White told Liddell after he lost to Evans that it would be his last fight. "I said this is it. You're retiring but he didn't want to." White had never seen Liddell knocked out the way he was against Evans and didn't want to put him in harms way again. The invincible "Iceman" who had gone undefeated for over three years and was breaking pay-per-view and live gate records had suddenly morphed into a pedestrian that looked and sounded like Liddell but certainly didn't fight like him in the cage.
After Liddell's loss to Evans, White flew to Las Vegas and met with Liddell to once again talk to him about retirement. The two-hour meeting ended with White giving Liddell one last fight.
"We sat down in Vegas and we talked about a possible retirement and he said I'm going to get back in the gym, I'm going to take this serious," said White. "I love him personally as a friend and as a fighter so how can I tell him no? He came out and did it his way. He did it the way Chuck Liddell does it."
Liddell had a hard time admitting that it was the end of his career after the fight, saying, "This could have been my last fight" before later adding, "It's probably safe to say it's the end."
When asked what his next move would be, Liddell smiled and said, "I'm going out tonight. I'm going to go drink tonight and have a good time."
It was a fitting last statement for Liddell, whose legendary knockouts were only met by his legendary after parties in Vegas. He then left the post-fight press conference early as White excused him to enjoy his last after party as a fighter.

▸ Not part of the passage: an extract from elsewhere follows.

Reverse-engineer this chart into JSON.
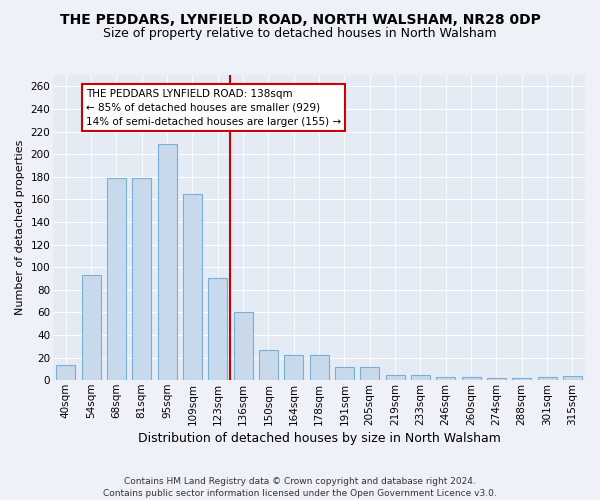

It's ironic that the decline of Liddell's career coincided with the rise in popularity of the sport he helped usher in. When he fought Quinton "Rampage" Jackson two years ago, he was on the cover of ESPN The Magazine and ESPNEWS televised the weigh-in for UFC 71 live, both firsts for MMA. It was the first time many mainstream outlets began to cover UFC and MMA regularly although they would never see Liddell in his prime as he was for UFC 66, his last big win, when he beat Tito Ortiz by TKO. The event produced the highest live gate revenue in North American mixed martial arts history and is still the UFC's biggest pay-per-view success to date with about 1 million buys.
Liddell was clearly the main draw for most of the 21,451 at the Bell Centre and those that purchased the event on pay-per-view despite being relegated to co-main event status behind Anderson Silva's embarrassing defense of the UFC middleweight championship Thales Leites. While fans booed Silva's "fight," which had less excitement (and contact) than a couple practicing the tango, Liddell was given a lengthy standing ovation after his loss.

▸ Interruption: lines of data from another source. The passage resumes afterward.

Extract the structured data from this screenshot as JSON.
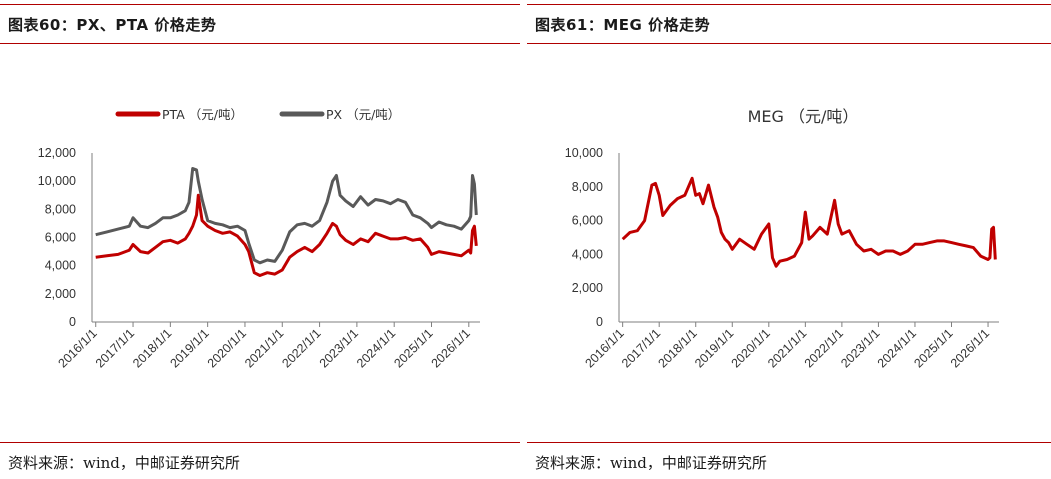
{
  "left_panel": {
    "figure_title": "图表60：PX、PTA 价格走势",
    "source": "资料来源：wind，中邮证券研究所"
  },
  "right_panel": {
    "figure_title": "图表61：MEG 价格走势",
    "source": "资料来源：wind，中邮证券研究所"
  },
  "colors": {
    "red": "#c00000",
    "gray": "#595959",
    "rule": "#b00000"
  },
  "chart_data": [
    {
      "type": "line",
      "title": "",
      "x_ticks": [
        "2016/1/1",
        "2017/1/1",
        "2018/1/1",
        "2019/1/1",
        "2020/1/1",
        "2021/1/1",
        "2022/1/1",
        "2023/1/1",
        "2024/1/1",
        "2025/1/1",
        "2026/1/1"
      ],
      "y_ticks": [
        "0",
        "2,000",
        "4,000",
        "6,000",
        "8,000",
        "10,000",
        "12,000"
      ],
      "ylim": [
        0,
        12000
      ],
      "xlim": [
        2015.9,
        2026.3
      ],
      "legend_position": "top-left",
      "grid": false,
      "series": [
        {
          "name": "PTA （元/吨）",
          "color": "#c00000",
          "x": [
            2016.0,
            2016.3,
            2016.6,
            2016.9,
            2017.0,
            2017.2,
            2017.4,
            2017.6,
            2017.8,
            2018.0,
            2018.2,
            2018.4,
            2018.5,
            2018.6,
            2018.7,
            2018.75,
            2018.85,
            2019.0,
            2019.2,
            2019.4,
            2019.6,
            2019.8,
            2020.0,
            2020.1,
            2020.25,
            2020.4,
            2020.6,
            2020.8,
            2021.0,
            2021.2,
            2021.4,
            2021.6,
            2021.8,
            2022.0,
            2022.2,
            2022.35,
            2022.45,
            2022.55,
            2022.7,
            2022.9,
            2023.1,
            2023.3,
            2023.5,
            2023.7,
            2023.9,
            2024.1,
            2024.3,
            2024.5,
            2024.7,
            2024.9,
            2025.0,
            2025.2,
            2025.4,
            2025.6,
            2025.8,
            2026.0,
            2026.05,
            2026.1,
            2026.15,
            2026.2
          ],
          "y": [
            4600,
            4700,
            4800,
            5100,
            5500,
            5000,
            4900,
            5300,
            5700,
            5800,
            5600,
            5900,
            6300,
            6800,
            7600,
            9000,
            7200,
            6800,
            6500,
            6300,
            6400,
            6100,
            5500,
            5000,
            3500,
            3300,
            3500,
            3400,
            3700,
            4600,
            5000,
            5300,
            5000,
            5500,
            6300,
            7000,
            6800,
            6200,
            5800,
            5500,
            5900,
            5700,
            6300,
            6100,
            5900,
            5900,
            6000,
            5800,
            5900,
            5300,
            4800,
            5000,
            4900,
            4800,
            4700,
            5100,
            4900,
            6500,
            6800,
            5400
          ]
        },
        {
          "name": "PX （元/吨）",
          "color": "#595959",
          "x": [
            2016.0,
            2016.3,
            2016.6,
            2016.9,
            2017.0,
            2017.2,
            2017.4,
            2017.6,
            2017.8,
            2018.0,
            2018.2,
            2018.4,
            2018.5,
            2018.6,
            2018.7,
            2018.75,
            2018.85,
            2019.0,
            2019.2,
            2019.4,
            2019.6,
            2019.8,
            2020.0,
            2020.1,
            2020.25,
            2020.4,
            2020.6,
            2020.8,
            2021.0,
            2021.2,
            2021.4,
            2021.6,
            2021.8,
            2022.0,
            2022.2,
            2022.35,
            2022.45,
            2022.55,
            2022.7,
            2022.9,
            2023.1,
            2023.3,
            2023.5,
            2023.7,
            2023.9,
            2024.1,
            2024.3,
            2024.5,
            2024.7,
            2024.9,
            2025.0,
            2025.2,
            2025.4,
            2025.6,
            2025.8,
            2026.0,
            2026.05,
            2026.1,
            2026.15,
            2026.2
          ],
          "y": [
            6200,
            6400,
            6600,
            6800,
            7400,
            6800,
            6700,
            7000,
            7400,
            7400,
            7600,
            7900,
            8500,
            10900,
            10800,
            10000,
            8700,
            7200,
            7000,
            6900,
            6700,
            6800,
            6500,
            5600,
            4400,
            4200,
            4400,
            4300,
            5100,
            6400,
            6900,
            7000,
            6800,
            7200,
            8500,
            10000,
            10400,
            9000,
            8600,
            8200,
            8900,
            8300,
            8700,
            8600,
            8400,
            8700,
            8500,
            7600,
            7400,
            7000,
            6700,
            7100,
            6900,
            6800,
            6600,
            7200,
            7500,
            10400,
            9800,
            7600
          ]
        }
      ]
    },
    {
      "type": "line",
      "title": "MEG （元/吨）",
      "x_ticks": [
        "2016/1/1",
        "2017/1/1",
        "2018/1/1",
        "2019/1/1",
        "2020/1/1",
        "2021/1/1",
        "2022/1/1",
        "2023/1/1",
        "2024/1/1",
        "2025/1/1",
        "2026/1/1"
      ],
      "y_ticks": [
        "0",
        "2,000",
        "4,000",
        "6,000",
        "8,000",
        "10,000"
      ],
      "ylim": [
        0,
        10000
      ],
      "xlim": [
        2015.9,
        2026.3
      ],
      "grid": false,
      "series": [
        {
          "name": "MEG （元/吨）",
          "color": "#c00000",
          "x": [
            2016.0,
            2016.2,
            2016.4,
            2016.6,
            2016.8,
            2016.9,
            2017.0,
            2017.1,
            2017.3,
            2017.5,
            2017.7,
            2017.9,
            2018.0,
            2018.1,
            2018.2,
            2018.35,
            2018.5,
            2018.6,
            2018.7,
            2018.8,
            2018.9,
            2019.0,
            2019.2,
            2019.4,
            2019.6,
            2019.8,
            2020.0,
            2020.1,
            2020.2,
            2020.3,
            2020.5,
            2020.7,
            2020.9,
            2021.0,
            2021.1,
            2021.2,
            2021.4,
            2021.6,
            2021.8,
            2021.9,
            2022.0,
            2022.2,
            2022.4,
            2022.6,
            2022.8,
            2023.0,
            2023.2,
            2023.4,
            2023.6,
            2023.8,
            2024.0,
            2024.2,
            2024.4,
            2024.6,
            2024.8,
            2025.0,
            2025.2,
            2025.4,
            2025.6,
            2025.8,
            2026.0,
            2026.05,
            2026.1,
            2026.15,
            2026.2
          ],
          "y": [
            4900,
            5300,
            5400,
            6000,
            8100,
            8200,
            7500,
            6300,
            6900,
            7300,
            7500,
            8500,
            7500,
            7600,
            7000,
            8100,
            6800,
            6200,
            5300,
            4900,
            4700,
            4300,
            4900,
            4600,
            4300,
            5200,
            5800,
            3800,
            3300,
            3600,
            3700,
            3900,
            4700,
            6500,
            4900,
            5100,
            5600,
            5200,
            7200,
            5800,
            5200,
            5400,
            4600,
            4200,
            4300,
            4000,
            4200,
            4200,
            4000,
            4200,
            4600,
            4600,
            4700,
            4800,
            4800,
            4700,
            4600,
            4500,
            4400,
            3900,
            3700,
            3800,
            5500,
            5600,
            3700
          ]
        }
      ]
    }
  ]
}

"When I saw him come into this fight, I just looked at him and smiled and said that's my boy, he's going in and going out the way he wants to go out," said White. "He's either knocking him out or he's going to get knocked out. That's Chuck Liddell, man, that's why he's the most famous guy in mixed martial arts. That's why gets standing ovations even when he loses. Fight fans love guys who are real fighters and you'll never meet a more real fighter than this."

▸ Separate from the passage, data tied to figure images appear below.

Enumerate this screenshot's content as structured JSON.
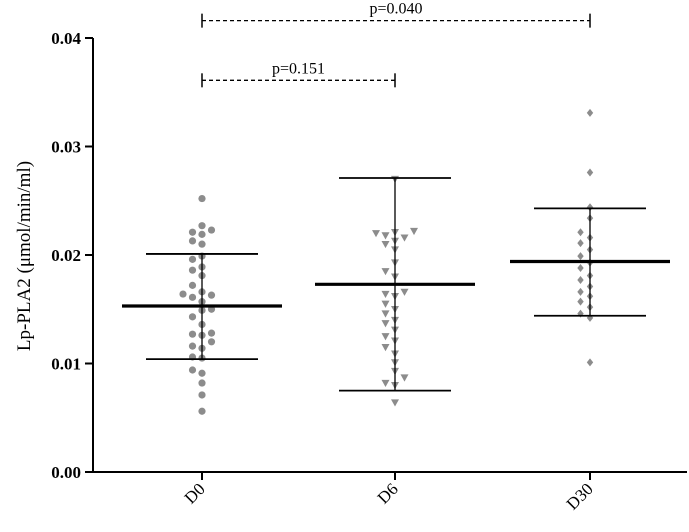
{
  "chart_data": {
    "type": "scatter",
    "ylabel": "Lp-PLA2 (μmol/min/ml)",
    "xlabel": "",
    "ylim": [
      0,
      0.04
    ],
    "yticks": [
      0.0,
      0.01,
      0.02,
      0.03,
      0.04
    ],
    "ytick_labels": [
      "0.00",
      "0.01",
      "0.02",
      "0.03",
      "0.04"
    ],
    "categories": [
      "D0",
      "D6",
      "D30"
    ],
    "grid": false,
    "series": [
      {
        "category": "D0",
        "marker": "circle",
        "color": "#8c8c8c",
        "mean": 0.0153,
        "sd_upper": 0.0201,
        "sd_lower": 0.0104,
        "points": [
          0.0252,
          0.0227,
          0.0223,
          0.0221,
          0.0219,
          0.0213,
          0.021,
          0.0199,
          0.0196,
          0.0189,
          0.0186,
          0.0181,
          0.0172,
          0.0166,
          0.0164,
          0.0163,
          0.0161,
          0.0157,
          0.015,
          0.0149,
          0.0143,
          0.0136,
          0.0128,
          0.0127,
          0.0126,
          0.012,
          0.0116,
          0.0114,
          0.0106,
          0.0105,
          0.0094,
          0.0091,
          0.0082,
          0.0071,
          0.0056
        ]
      },
      {
        "category": "D6",
        "marker": "triangle-down",
        "color": "#8c8c8c",
        "mean": 0.0173,
        "sd_upper": 0.0271,
        "sd_lower": 0.0075,
        "points": [
          0.027,
          0.0222,
          0.0221,
          0.022,
          0.0218,
          0.0216,
          0.0213,
          0.021,
          0.0205,
          0.0193,
          0.0185,
          0.018,
          0.0166,
          0.0164,
          0.0162,
          0.0155,
          0.015,
          0.0146,
          0.014,
          0.0137,
          0.0131,
          0.0125,
          0.0121,
          0.0115,
          0.0109,
          0.0101,
          0.0093,
          0.0087,
          0.0082,
          0.008,
          0.0064
        ]
      },
      {
        "category": "D30",
        "marker": "diamond",
        "color": "#8c8c8c",
        "mean": 0.0194,
        "sd_upper": 0.0243,
        "sd_lower": 0.0144,
        "points": [
          0.0331,
          0.0276,
          0.0244,
          0.0234,
          0.0221,
          0.0216,
          0.0211,
          0.0205,
          0.0199,
          0.0193,
          0.0188,
          0.0181,
          0.0177,
          0.0171,
          0.0166,
          0.0162,
          0.0157,
          0.0152,
          0.0146,
          0.0142,
          0.0101
        ]
      }
    ],
    "annotations": [
      {
        "from": "D0",
        "to": "D30",
        "label": "p=0.040",
        "y": 0.0416
      },
      {
        "from": "D0",
        "to": "D6",
        "label": "p=0.151",
        "y": 0.0361
      }
    ]
  }
}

Liddell could still be a huge draw for the UFC or any company that would want to give him another shot in the cage but that won't happen promises White, who will talk to Liddell about possible roles he might have within UFC next week when the two meet again -- this time not to talk about another fight, but his new life away from the cage.
"He's a huge superstar and we could still sell a lot of tickets but it's not about that," said White. "I care about him and I care about his health and its over. We all turn 40. You have to accept it and move on. Don't let guys hang around longer than they should. That's Don King and the old time guys. I don't care how much he draws; I don't want to see him get hurt. We made an agreement and he had his shot tonight. He's retired."